In a similar manner, Barisan Nasional (BN) also strives to avoid a Malaysian "political cliff."
If US President Barack Obama is unable to strike an accord with Congress by year-end, when the US government's tax reduction scheme will expire and when the deficit-cutting mechanism will be initiated, fiscal expenses will experience a sudden crunch, sending the US economy down the fiscal cliff.
In the Malaysian context, if the coming general election is not able to produce a strong government, the new administration will be a lame-duck regime that will likely send the nation sliding down the political cliff with it.

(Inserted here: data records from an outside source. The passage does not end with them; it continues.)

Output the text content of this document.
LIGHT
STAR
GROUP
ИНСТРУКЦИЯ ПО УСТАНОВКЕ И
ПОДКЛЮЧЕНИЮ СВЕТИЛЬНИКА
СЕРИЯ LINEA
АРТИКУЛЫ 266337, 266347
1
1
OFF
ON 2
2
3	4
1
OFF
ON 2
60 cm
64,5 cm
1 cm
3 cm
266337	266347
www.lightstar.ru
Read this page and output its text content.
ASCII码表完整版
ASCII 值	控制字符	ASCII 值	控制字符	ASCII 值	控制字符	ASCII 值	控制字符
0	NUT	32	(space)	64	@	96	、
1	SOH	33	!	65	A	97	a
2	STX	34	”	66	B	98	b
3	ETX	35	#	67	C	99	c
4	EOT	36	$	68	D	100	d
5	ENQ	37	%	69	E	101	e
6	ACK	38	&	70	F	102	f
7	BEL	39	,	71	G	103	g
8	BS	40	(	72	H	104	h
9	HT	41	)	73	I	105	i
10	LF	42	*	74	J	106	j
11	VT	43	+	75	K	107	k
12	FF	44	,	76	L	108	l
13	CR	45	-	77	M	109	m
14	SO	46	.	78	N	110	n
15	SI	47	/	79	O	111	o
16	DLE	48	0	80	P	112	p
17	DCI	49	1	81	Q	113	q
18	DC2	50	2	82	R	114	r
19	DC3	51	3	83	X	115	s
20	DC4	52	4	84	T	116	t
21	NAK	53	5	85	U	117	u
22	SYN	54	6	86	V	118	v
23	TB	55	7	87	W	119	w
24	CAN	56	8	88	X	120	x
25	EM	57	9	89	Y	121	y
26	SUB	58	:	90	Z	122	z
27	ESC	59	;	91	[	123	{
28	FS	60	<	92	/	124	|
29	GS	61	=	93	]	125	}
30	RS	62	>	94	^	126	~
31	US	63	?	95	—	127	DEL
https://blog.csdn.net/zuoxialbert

There are a total of 222 seats in the Parliament. Either BN or Pakatan Rakyat will need to win at least 112 seats to form the government. But to form a really stable government, the winning coalition must clinch at least 132 seats to be safe from possible ship-jumping of elected reps. A 111-111 situation will constitute the worst-case scenario.
As such, BN not only must win the election, it must win big,or the political cliff could become a reality any time soon.

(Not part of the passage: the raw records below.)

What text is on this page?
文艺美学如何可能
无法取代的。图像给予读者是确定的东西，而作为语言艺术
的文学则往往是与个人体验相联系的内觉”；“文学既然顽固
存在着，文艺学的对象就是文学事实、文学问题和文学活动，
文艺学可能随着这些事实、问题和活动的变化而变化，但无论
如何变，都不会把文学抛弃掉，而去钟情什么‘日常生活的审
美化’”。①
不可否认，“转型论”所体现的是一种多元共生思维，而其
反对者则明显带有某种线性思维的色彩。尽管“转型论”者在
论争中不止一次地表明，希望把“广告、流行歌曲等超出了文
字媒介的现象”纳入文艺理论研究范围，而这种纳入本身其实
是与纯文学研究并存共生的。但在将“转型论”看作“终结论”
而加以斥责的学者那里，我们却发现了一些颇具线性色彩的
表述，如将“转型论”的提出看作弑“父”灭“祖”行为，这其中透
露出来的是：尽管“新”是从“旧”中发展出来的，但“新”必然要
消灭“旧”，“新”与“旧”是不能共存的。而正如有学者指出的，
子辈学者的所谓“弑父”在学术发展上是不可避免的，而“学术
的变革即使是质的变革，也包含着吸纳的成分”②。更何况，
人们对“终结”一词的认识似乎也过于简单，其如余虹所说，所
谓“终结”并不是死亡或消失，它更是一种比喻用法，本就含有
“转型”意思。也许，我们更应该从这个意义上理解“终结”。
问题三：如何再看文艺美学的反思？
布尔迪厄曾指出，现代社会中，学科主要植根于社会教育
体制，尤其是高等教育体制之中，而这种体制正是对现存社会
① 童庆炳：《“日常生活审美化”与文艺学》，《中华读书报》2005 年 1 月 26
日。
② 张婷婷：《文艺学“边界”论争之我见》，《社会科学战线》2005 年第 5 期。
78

In the 2008 general election, BN won a total of 140 seats. Then, it was rumoured that some 30 members of the Parliament would hop over to the opposition pact to effectuate a change of regime.
Having helmed the government for more than three years now, Najib has strived to reverse the flow of ballots and has succeeded to some extent. But how many seats will BN win this time round?
The National Professors Council vice chairman cum National University of Malaysia chief professor Shamsul Amri Baharuddin predicted during a recent media interview that BN could only claim 120 safe seats and 24 grey seats while Pakatan's sure-win seats number 70.
There are reasons for Professor Shamsul to come up with such a projection. If Malay and Indian votes have now flown back to BN as widely reported, then why should Najib hold back the dissolution of Parliament to pave way for general election?
The key lies with his lack of confidence.
It won't be enough to win only 120 seats. A government securing only 120 seats in the Parliament is by no means stable. As such, the current Umno general assembly should serve as the final opportunity for the party to sweep more ballots by boosting the morale of its 3 million-strong members nationwide.
The result? Umno leaders are toning up their speeches. Nevertheless, compared to the speech by Wanita chairman Shahrizat, the speeches of Muhyiddin and Khairy have been relatively mild.
Muhyiddin has warned that political turmoil and a repetition of the May 13 incident could ensue if Umno were to lose the election.
Something raised by Shahrizat warrants some contemplation. She says Umno is gradually losing the support of the Malays.
Why should the Malays shy away from Umno if Najib's transformation programme is that effective?
Often when Najib pushes ahead his "1Malaysia" idea, the same has not received positive responses from other Umno leaders, leading non-Malays to believe that Umno has not changed at all.
Moreover, as the administrator of the federal government, naturally BN will need to face more supervisions and demands from the rakyat than Pakatan-controlled state governments. And what Umno leaders have done so far is not enough to offset the lapses they have previously committed.
Umno needs a real transformation in order to stay relevant in modern Malaysian politics.